Many of the stories pulled by this request are from different branches of the same news outlet (e.g. Reuters, Reuters UK, Reuters India, etc). In an effort to deduplicate our data, we removed rows with exactly matching titles.

In [22]:
myanmardf = pd.json_normalize(myanmarjson, record_path = ['articles'])
myanmardf = myanmardf.loc[~myanmardf.title.duplicated(),]

In [24]:
myanmar_urls = []
for i in range(0, myanmardf.shape[0]):
    myanmar_urls.append(myanmardf.iloc[i]['url'])

In [25]:
len(myanmar_urls)

94

Using the [newspaper3k](https://newspaper.readthedocs.io/en/latest/) package, we extract the full text of each article with an `extractArticles` method. Within the method, we attempt once more to deduplicate data, checking to make sure that the text isn't already stored in the articles dict. Additionally, when building this method, we noticed that some of the URLs returned by the query were missing a / or other punctuation, and hence would raise an exception. To overcome this, we instruct the method to continue past any broken links.

In [26]:
def extractArticles(lst, dic):
    for j in lst:
        try:
            art = Article(j)
            art.download()
            art.parse()
            text = re.sub('\s+',' ',art.text)
            if text not in dic.values():
                dic[j] = text
        except:
            continue

In [27]:
myanmar_articles = {}
extractArticles(myanmar_urls, myanmar_articles)

In [28]:
myanmar_texts = pd.DataFrame.from_dict(myanmar_articles, orient='index', columns=['text'])

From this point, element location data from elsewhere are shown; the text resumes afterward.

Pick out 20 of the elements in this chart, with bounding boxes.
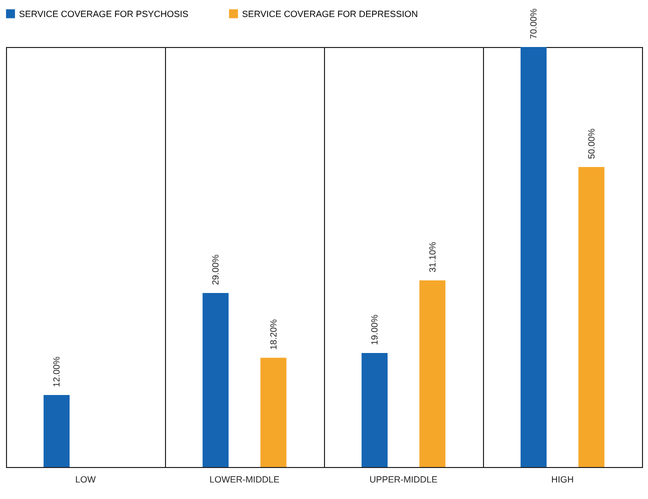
bar: [44, 395, 70, 467]
data-label: 29.00%: [210, 254, 221, 285]
bar: [520, 47, 547, 467]
legend-label: SERVICE COVERAGE FOR DEPRESSION: [242, 8, 418, 19]
legend-label: SERVICE COVERAGE FOR PSYCHOSIS: [19, 8, 188, 19]
bar: [202, 293, 229, 467]
bar: [362, 353, 388, 467]
data-label: 19.00%: [370, 314, 380, 345]
x-tick-label: LOWER-MIDDLE: [209, 474, 280, 484]
bar: [260, 358, 286, 467]
data-label: 50.00%: [586, 128, 596, 159]
x-tick-label: LOW: [75, 474, 96, 484]
bar: [419, 280, 446, 467]
data-label: 12.00%: [52, 356, 62, 387]
data-label: 18.20%: [268, 319, 278, 350]
data-label: 70.00%: [528, 8, 539, 39]
bar: [578, 167, 604, 467]
x-tick-label: UPPER-MIDDLE: [369, 474, 438, 484]
x-tick-label: HIGH: [551, 474, 574, 484]
data-label: 31.10%: [427, 242, 438, 272]
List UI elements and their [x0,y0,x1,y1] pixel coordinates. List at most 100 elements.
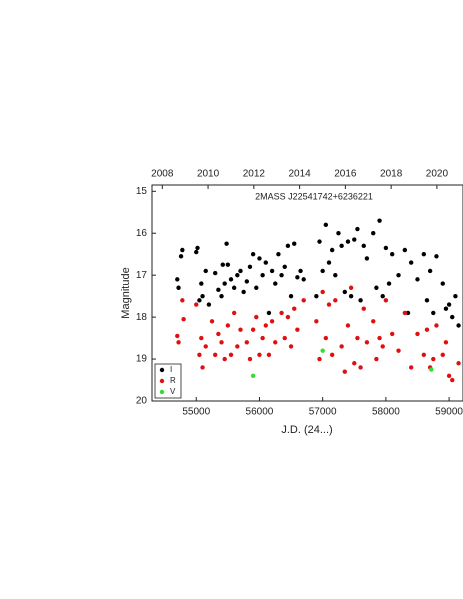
data-point [260,335,265,341]
data-point [282,264,287,269]
data-point [269,319,275,324]
data-point [225,323,231,328]
data-point [453,293,458,299]
data-point [254,314,259,320]
data-point [235,272,240,278]
data-point [317,356,322,362]
data-point [314,319,319,324]
data-point [225,262,231,267]
data-point [314,293,319,299]
data-point [219,293,224,299]
data-point [374,285,379,290]
data-point [257,352,262,358]
data-point [402,310,408,316]
x2-tick-label: 2016 [334,169,357,180]
data-point [176,285,181,290]
data-point [295,275,300,280]
y-tick-label: 17 [136,270,148,281]
data-point [213,352,218,358]
x-tick-label: 55000 [182,407,210,418]
data-point [178,254,184,259]
data-point [348,285,354,290]
plot-frame [151,184,463,402]
data-point [220,262,225,267]
data-point [200,365,205,370]
data-point [285,314,291,320]
data-point [333,272,338,278]
data-point [200,293,205,299]
data-point [361,243,366,249]
data-point [396,348,401,353]
x2-tick-label: 2018 [380,169,403,180]
data-point [383,245,389,251]
data-point [175,277,180,282]
data-point [390,252,395,257]
x-tick-label: 59000 [435,407,463,418]
data-point [203,268,208,274]
data-point [371,231,376,236]
data-point [247,264,253,269]
data-point [222,281,227,286]
data-point [427,268,433,274]
data-point [269,268,275,274]
data-point [339,243,344,249]
data-point [213,270,218,276]
data-point [421,252,427,257]
data-point [440,281,445,286]
data-point [443,340,449,345]
data-point [250,252,256,257]
data-point [326,260,332,265]
data-point [434,323,439,328]
data-point [273,281,278,286]
legend-label: R [170,376,176,385]
legend-marker [159,367,165,373]
data-point [405,310,411,316]
data-point [408,260,414,265]
data-point [408,365,414,370]
data-point [219,340,224,345]
y-tick-label: 16 [136,228,148,239]
data-point [194,302,199,307]
data-point [415,277,420,282]
data-point [266,310,272,316]
data-point [402,247,408,253]
data-point [429,367,434,372]
x2-tick-label: 2010 [197,169,220,180]
data-point [320,268,325,274]
y-tick-label: 20 [136,396,148,407]
data-point [301,277,306,282]
x-axis-label: J.D. (24...) [281,424,332,436]
data-point [361,306,366,311]
data-point [203,344,208,349]
data-point [329,247,335,253]
data-point [197,298,202,303]
data-point [383,298,389,303]
data-point [209,319,215,324]
data-point [263,323,268,328]
data-point [276,252,281,257]
data-point [431,310,436,316]
data-point [317,239,322,244]
x2-tick-label: 2012 [243,169,266,180]
data-point [386,281,392,286]
legend-label: V [170,387,176,396]
data-point [244,340,250,345]
data-point [228,277,234,282]
data-point [292,241,297,246]
data-point [292,306,297,311]
data-point [254,285,259,290]
legend-label: I [170,365,172,374]
legend-marker [159,378,165,384]
data-point [282,335,287,341]
y-tick-label: 15 [136,186,148,197]
data-point [199,281,204,286]
data-point [329,352,335,358]
data-point [358,298,363,303]
data-point [355,335,360,341]
data-point [176,340,181,345]
data-point [181,317,186,322]
data-point [266,352,272,358]
data-point [295,327,300,332]
data-point [263,260,268,265]
data-point [450,314,455,320]
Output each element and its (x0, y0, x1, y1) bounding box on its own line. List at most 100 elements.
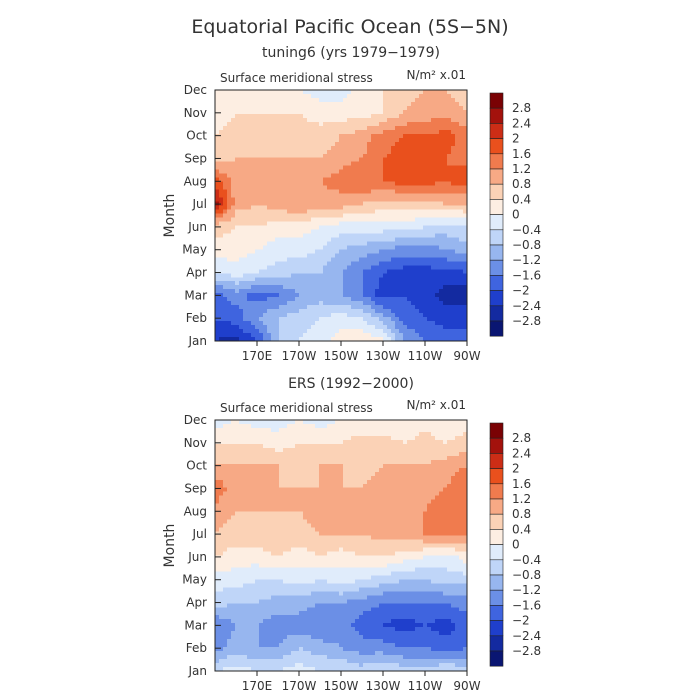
contour-cell (267, 153, 272, 159)
contour-cell (275, 237, 280, 242)
contour-cell (407, 447, 412, 453)
contour-cell (443, 105, 448, 111)
contour-cell (431, 439, 436, 445)
contour-cell (215, 431, 220, 437)
contour-cell (283, 105, 288, 111)
contour-cell (455, 475, 460, 481)
contour-cell (263, 101, 268, 107)
contour-cell (375, 109, 380, 115)
contour-cell (419, 117, 424, 123)
contour-cell (291, 189, 296, 195)
contour-cell (319, 141, 324, 147)
contour-cell (239, 113, 244, 119)
contour-cell (315, 125, 320, 131)
contour-cell (371, 451, 376, 457)
contour-cell (335, 309, 340, 314)
contour-cell (343, 229, 348, 235)
contour-cell (303, 129, 308, 135)
contour-cell (355, 161, 360, 167)
contour-cell (359, 193, 364, 199)
contour-cell (311, 157, 316, 163)
contour-cell (423, 197, 428, 203)
contour-cell (419, 113, 424, 119)
contour-cell (231, 125, 236, 131)
contour-cell (323, 459, 328, 465)
contour-cell (275, 225, 280, 231)
contour-cell (259, 313, 264, 318)
contour-cell (419, 329, 424, 334)
contour-cell (431, 233, 436, 239)
contour-cell (307, 197, 312, 203)
contour-cell (311, 133, 316, 139)
contour-cell (323, 193, 328, 199)
contour-cell (399, 169, 404, 175)
contour-cell (283, 157, 288, 163)
contour-cell (399, 467, 404, 473)
contour-cell (319, 475, 324, 481)
contour-cell (275, 463, 280, 469)
contour-cell (371, 269, 376, 274)
contour-cell (383, 253, 388, 258)
contour-cell (279, 125, 284, 131)
contour-cell (243, 181, 248, 187)
contour-cell (255, 265, 260, 270)
contour-cell (247, 475, 252, 481)
contour-cell (239, 317, 244, 322)
contour-cell (259, 253, 264, 258)
contour-cell (379, 93, 384, 99)
contour-cell (459, 281, 464, 286)
contour-cell (287, 93, 292, 99)
contour-cell (439, 121, 444, 127)
contour-cell (463, 420, 468, 425)
contour-cell (411, 129, 416, 135)
contour-cell (379, 447, 384, 453)
contour-cell (451, 313, 456, 318)
contour-cell (215, 109, 220, 115)
contour-cell (275, 197, 280, 203)
contour-cell (223, 125, 228, 131)
contour-cell (267, 225, 272, 231)
contour-cell (243, 281, 248, 286)
contour-cell (383, 133, 388, 139)
contour-cell (431, 93, 436, 99)
contour-cell (231, 439, 236, 445)
contour-cell (391, 97, 396, 103)
contour-cell (247, 161, 252, 167)
contour-cell (423, 475, 428, 481)
contour-cell (299, 321, 304, 326)
contour-cell (215, 253, 220, 258)
contour-cell (455, 305, 460, 310)
contour-cell (463, 177, 468, 183)
contour-cell (347, 265, 352, 270)
contour-cell (251, 463, 256, 469)
contour-cell (371, 289, 376, 294)
contour-cell (347, 141, 352, 147)
contour-cell (399, 129, 404, 135)
contour-cell (223, 321, 228, 326)
contour-cell (327, 289, 332, 294)
contour-cell (307, 443, 312, 449)
contour-cell (319, 117, 324, 123)
contour-cell (247, 237, 252, 242)
contour-cell (415, 427, 420, 433)
contour-cell (215, 101, 220, 107)
contour-cell (287, 249, 292, 254)
contour-cell (363, 257, 368, 262)
contour-cell (395, 435, 400, 441)
contour-cell (455, 221, 460, 227)
contour-cell (411, 101, 416, 107)
contour-cell (403, 325, 408, 330)
contour-cell (331, 463, 336, 469)
contour-cell (335, 451, 340, 457)
contour-cell (315, 169, 320, 175)
contour-cell (259, 129, 264, 135)
contour-cell (323, 245, 328, 250)
contour-cell (219, 169, 224, 175)
contour-cell (295, 249, 300, 254)
contour-cell (219, 293, 224, 298)
contour-cell (299, 101, 304, 107)
contour-cell (291, 475, 296, 481)
contour-cell (295, 325, 300, 330)
contour-cell (355, 253, 360, 258)
contour-cell (455, 427, 460, 433)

After creating a dataframe of our article texts, we use regular expressions to remove punctuation and then cast all words to lower case, for use later.

In [29]:
myanmar_texts['text']= myanmar_texts['text'].map(lambda x: re.sub('[,\.!?]', '', x))
myanmar_texts['text'] = myanmar_texts['text'].map(lambda x: x.lower())

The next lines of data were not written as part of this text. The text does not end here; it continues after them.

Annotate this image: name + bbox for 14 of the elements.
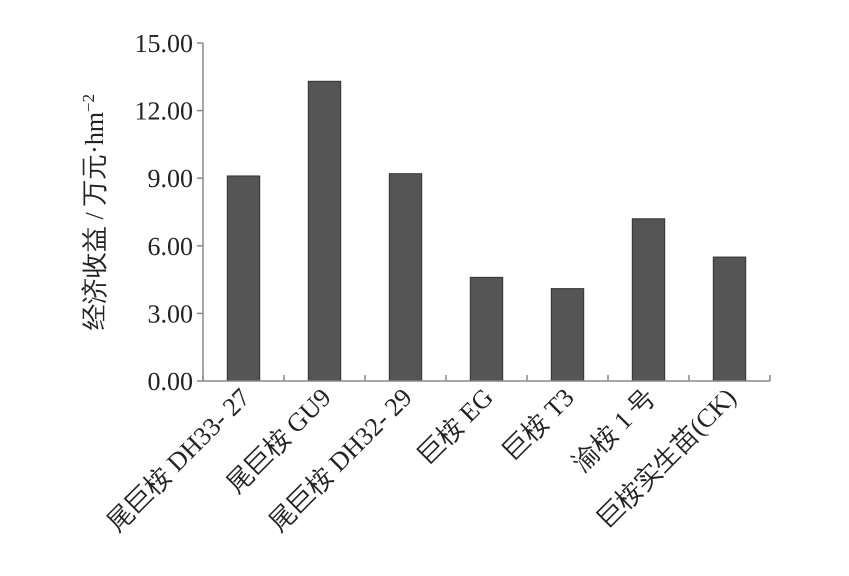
y-tick-label: 9.00 [148, 164, 193, 194]
bar [550, 288, 584, 382]
bar [308, 80, 342, 382]
y-tick-label: 3.00 [148, 299, 193, 328]
y-tick-label: 12.00 [134, 96, 193, 126]
bar [712, 256, 746, 382]
bar [470, 276, 504, 382]
bar [388, 173, 422, 382]
x-tick-label: 巨桉 EG [412, 382, 499, 470]
y-tick-label: 15.00 [134, 29, 193, 58]
bar [226, 175, 260, 382]
bar [632, 218, 666, 382]
y-tick-label: 0.00 [148, 367, 193, 396]
y-tick-label: 6.00 [148, 232, 193, 261]
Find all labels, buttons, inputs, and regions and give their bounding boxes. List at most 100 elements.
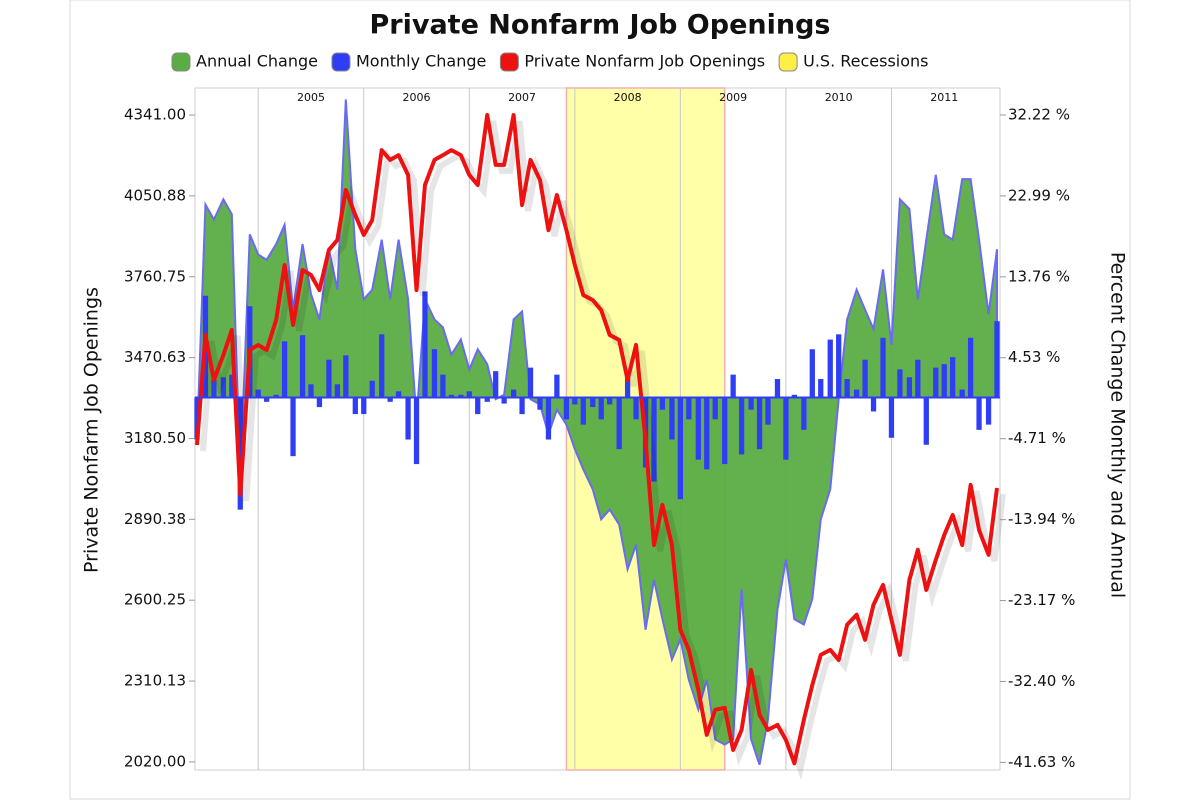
monthly-change-bar xyxy=(651,397,657,482)
legend-swatch xyxy=(778,52,798,72)
y-tick-label: 3470.63 xyxy=(124,348,186,366)
monthly-change-bar xyxy=(659,397,666,410)
monthly-change-bar xyxy=(326,359,332,398)
monthly-change-bar xyxy=(959,389,965,398)
monthly-change-bar xyxy=(273,394,279,398)
monthly-change-bar xyxy=(853,389,860,398)
y-axis-title: Private Nonfarm Job Openings xyxy=(81,287,103,573)
monthly-change-bar xyxy=(801,397,807,430)
y-tick-label: 2310.13 xyxy=(124,672,186,690)
monthly-change-bar xyxy=(299,335,306,398)
x-tick-label: 2006 xyxy=(403,91,431,104)
monthly-change-bar xyxy=(870,397,877,412)
y2-tick-label: 22.99 % xyxy=(1008,186,1070,204)
x-tick-label: 2010 xyxy=(825,91,853,104)
y2-tick-label: -23.17 % xyxy=(1008,591,1075,609)
job-openings-line xyxy=(195,113,999,766)
plot-area xyxy=(194,87,1006,781)
monthly-change-bar xyxy=(836,334,842,398)
chart-title: Private Nonfarm Job Openings xyxy=(370,10,831,41)
monthly-change-bar xyxy=(563,397,570,420)
monthly-change-bar xyxy=(264,397,270,402)
monthly-change-bar xyxy=(537,397,543,410)
monthly-change-bar xyxy=(598,397,604,420)
monthly-change-bar xyxy=(413,397,420,465)
x-tick-label: 2005 xyxy=(297,91,325,104)
monthly-change-bar xyxy=(572,397,578,405)
monthly-change-bar xyxy=(616,397,622,450)
y2-tick-label: -4.71 % xyxy=(1008,429,1066,447)
monthly-change-bar xyxy=(440,374,446,398)
monthly-change-bar xyxy=(862,359,868,398)
monthly-change-bar xyxy=(818,379,824,398)
monthly-change-bar xyxy=(730,374,736,398)
monthly-change-bar xyxy=(361,397,367,415)
monthly-change-bar xyxy=(738,397,745,455)
monthly-change-bar xyxy=(255,389,261,398)
monthly-change-bar xyxy=(290,397,296,457)
y-tick-label: 3180.50 xyxy=(124,429,186,447)
legend-label: Annual Change xyxy=(196,52,318,71)
y2-axis-title: Percent Change Monthly and Annual xyxy=(1107,252,1129,598)
monthly-change-bar xyxy=(844,379,850,398)
monthly-change-bar xyxy=(554,374,560,398)
monthly-change-bar xyxy=(809,349,815,398)
monthly-change-bar xyxy=(334,384,341,398)
legend-label: Private Nonfarm Job Openings xyxy=(524,52,765,71)
legend-swatch xyxy=(331,52,351,72)
monthly-change-bar xyxy=(545,397,552,440)
monthly-change-bar xyxy=(933,367,939,398)
monthly-change-bar xyxy=(950,357,956,398)
monthly-change-bar xyxy=(501,397,507,404)
monthly-change-bar xyxy=(580,397,586,425)
monthly-change-bar xyxy=(369,380,375,398)
monthly-change-bar xyxy=(888,397,895,438)
legend-swatch xyxy=(499,52,519,72)
monthly-change-bar xyxy=(765,397,771,425)
monthly-change-bar xyxy=(880,337,886,398)
y2-tick-label: -32.40 % xyxy=(1008,672,1075,690)
monthly-change-bar xyxy=(194,397,200,440)
monthly-change-bar xyxy=(669,397,675,440)
monthly-change-bar xyxy=(387,397,393,402)
monthly-change-bar xyxy=(281,341,288,398)
monthly-change-bar xyxy=(458,394,464,398)
monthly-change-bar xyxy=(352,397,358,415)
monthly-change-bar xyxy=(906,377,913,398)
monthly-change-bar xyxy=(923,397,929,445)
monthly-change-bar xyxy=(704,397,710,470)
x-tick-label: 2007 xyxy=(508,91,536,104)
monthly-change-bar xyxy=(791,394,797,398)
legend-label: Monthly Change xyxy=(356,52,486,71)
monthly-change-bar xyxy=(343,355,349,398)
monthly-change-bar xyxy=(967,337,974,398)
monthly-change-bar xyxy=(686,397,692,420)
x-tick-label: 2011 xyxy=(930,91,958,104)
monthly-change-bar xyxy=(211,379,217,398)
monthly-change-bar xyxy=(712,397,718,420)
legend: Annual Change Monthly Change Private Nonfa… xyxy=(171,52,929,72)
monthly-change-bar xyxy=(308,384,314,398)
y-tick-label: 3760.75 xyxy=(124,267,186,285)
monthly-change-bar xyxy=(774,379,781,398)
monthly-change-bar xyxy=(316,397,323,408)
monthly-change-bar xyxy=(783,397,789,460)
monthly-change-bar xyxy=(431,349,438,398)
monthly-change-bar xyxy=(695,397,701,460)
y2-tick-label: 32.22 % xyxy=(1008,105,1070,123)
x-tick-label: 2009 xyxy=(719,91,747,104)
monthly-change-bar xyxy=(607,397,613,405)
legend-label: U.S. Recessions xyxy=(803,52,928,71)
x-tick-label: 2008 xyxy=(614,91,642,104)
y2-tick-label: 4.53 % xyxy=(1008,348,1060,366)
monthly-change-bar xyxy=(994,321,1000,398)
monthly-change-bar xyxy=(976,397,982,430)
monthly-change-bar xyxy=(624,371,631,398)
monthly-change-bar xyxy=(748,397,754,410)
y2-tick-label: -41.63 % xyxy=(1008,753,1075,771)
monthly-change-bar xyxy=(519,397,525,415)
monthly-change-bar xyxy=(405,397,411,440)
monthly-change-bar xyxy=(677,397,684,500)
monthly-change-bar xyxy=(475,397,481,415)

Once again, we store the variable for later use in another notebook.

In [31]:
%store myanmar_texts

Stored 'myanmar_texts' (DataFrame)


Now we import the `nyt_urls_df` dataframe from the `NYT.ipynb` notebook, and perform the same steps as above.

In [32]:
%store -r nyt_urls_df

In [33]:
nyt_urls_df.rename({0:'url'}, axis=1, inplace=True)

In [34]:
nyt_urls = []
for i in range(0, nyt_urls_df.shape[0]):
    nyt_urls.append(nyt_urls_df.iloc[i]['url'])

In [35]:
len(nyt_urls)

1059

In [36]:
nyt_articles = {}
extractArticles(nyt_urls, nyt_articles)

In [37]:
nyt_texts = pd.DataFrame.from_dict(nyt_articles, orient='index', columns=['text'])

In [38]:
nyt_texts['text']= nyt_texts['text'].map(lambda x: re.sub('[,\.!?]', '', x))
nyt_texts['text'] = nyt_texts['text'].map(lambda x: x.lower())

In [40]:
%store nyt_texts

Stored 'nyt_texts' (DataFrame)